As Financial Times writes in an article "Netanyahu says peace is ‘within our reach", Kushner met Benjamin Netanyahu in Jerusalem and Mahmoud Abbas, the Palestinian president, in Ramallah on his third visit to the region since the administration took office.
Washington is championing a regional approach to resolve the long-running conflict that would bind Saudi Arabia, the UAE and other Sunni states closer to Israel in exchange for Israeli recognition of some form of Palestinian autonomy in the lands it occupies. The last round of direct Israeli-Palestinian peace talks collapsed in 2014.
Palestinians have expressed scepticism over the prospect of reviving talks. If Washington’s latest effort fails, some Palestinians have floated the idea of resuming their push for international recognition of a Palestinian state or of dissolving the Palestinian Authority, the quasi-government set up as a result of the Oslo Accords.
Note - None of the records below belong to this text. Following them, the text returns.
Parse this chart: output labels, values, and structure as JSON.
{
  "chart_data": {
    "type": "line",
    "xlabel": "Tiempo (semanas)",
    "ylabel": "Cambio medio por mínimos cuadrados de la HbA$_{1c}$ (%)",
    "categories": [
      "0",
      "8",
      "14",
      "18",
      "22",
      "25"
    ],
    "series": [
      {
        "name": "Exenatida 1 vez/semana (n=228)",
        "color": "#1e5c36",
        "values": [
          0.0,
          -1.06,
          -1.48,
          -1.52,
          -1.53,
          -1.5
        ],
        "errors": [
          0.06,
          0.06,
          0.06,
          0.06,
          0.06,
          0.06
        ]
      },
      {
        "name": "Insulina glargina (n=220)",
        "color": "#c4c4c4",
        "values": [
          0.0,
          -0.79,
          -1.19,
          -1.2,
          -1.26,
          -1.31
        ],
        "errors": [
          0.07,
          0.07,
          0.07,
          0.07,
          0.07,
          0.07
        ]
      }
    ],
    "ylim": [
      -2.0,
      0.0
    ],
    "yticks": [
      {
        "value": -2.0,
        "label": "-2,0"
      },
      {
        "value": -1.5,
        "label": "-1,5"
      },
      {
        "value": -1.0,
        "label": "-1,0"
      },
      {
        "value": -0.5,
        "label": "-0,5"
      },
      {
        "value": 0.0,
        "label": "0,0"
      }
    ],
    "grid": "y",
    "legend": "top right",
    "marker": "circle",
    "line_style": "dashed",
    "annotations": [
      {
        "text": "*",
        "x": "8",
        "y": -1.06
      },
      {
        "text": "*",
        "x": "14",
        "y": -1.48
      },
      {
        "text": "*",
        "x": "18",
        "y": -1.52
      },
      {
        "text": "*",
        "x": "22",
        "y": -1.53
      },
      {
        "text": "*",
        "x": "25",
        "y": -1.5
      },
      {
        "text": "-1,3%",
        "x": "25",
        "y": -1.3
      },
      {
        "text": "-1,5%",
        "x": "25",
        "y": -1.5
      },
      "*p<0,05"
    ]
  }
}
Unlike the Bush and Obama administrations, the Trump White House has refrained from committing to the creation of an independent Palestinian state alongside Israel, which has angered and confused Palestinians.
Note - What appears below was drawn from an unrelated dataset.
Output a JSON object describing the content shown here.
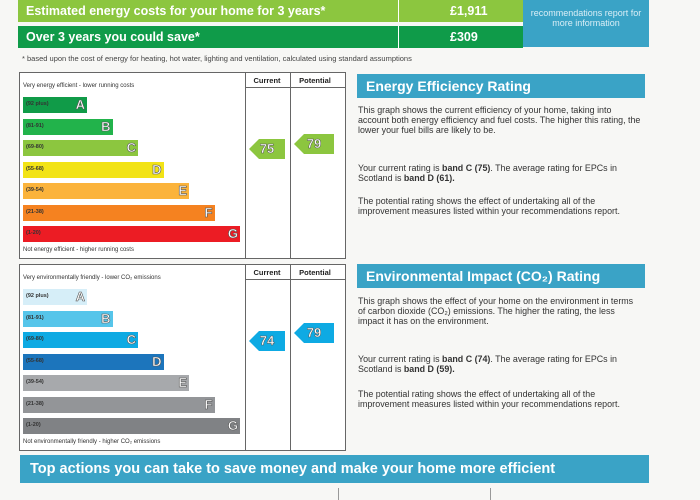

“We are not going to state what the outcome has to be,” Heather Nauert, a state department spokeswoman, told reporters in Washington late on Wednesday. “It has to be workable to both sides.”
Abbas earlier this week said that despite more than 20 visits to the region by US officials since Mr Trump’s election, he had little idea what their plans for peace negotiations were. “I don’t even know how they are dealing with us because his entire administration is in chaos,” Mr Abbas told a delegation of leftwing Israeli MPs visiting Ramallah on Sunday in some of the bluntest remarks yet by a Palestinian official about the Trump administration’s peacemaking efforts.
Palestinian officials, speaking privately, say that Mr Kushner’s team has little to show for their efforts, even on the limited economic gestures the White House has pursued to help the Palestinian economy.
Gershon Baskin, founder and co-chairman of Ipcri, an Israeli-Palestinian regional initiative, said: “[Mr] Netanyahu has no intention of giving the Palestinians anything political, and the Palestinians won’t accept anything from Netanyahu that isn’t political. The Palestinians are determined to have Netanyahu say he is committed to two states on ’67 lines, and I can’t see him saying that.”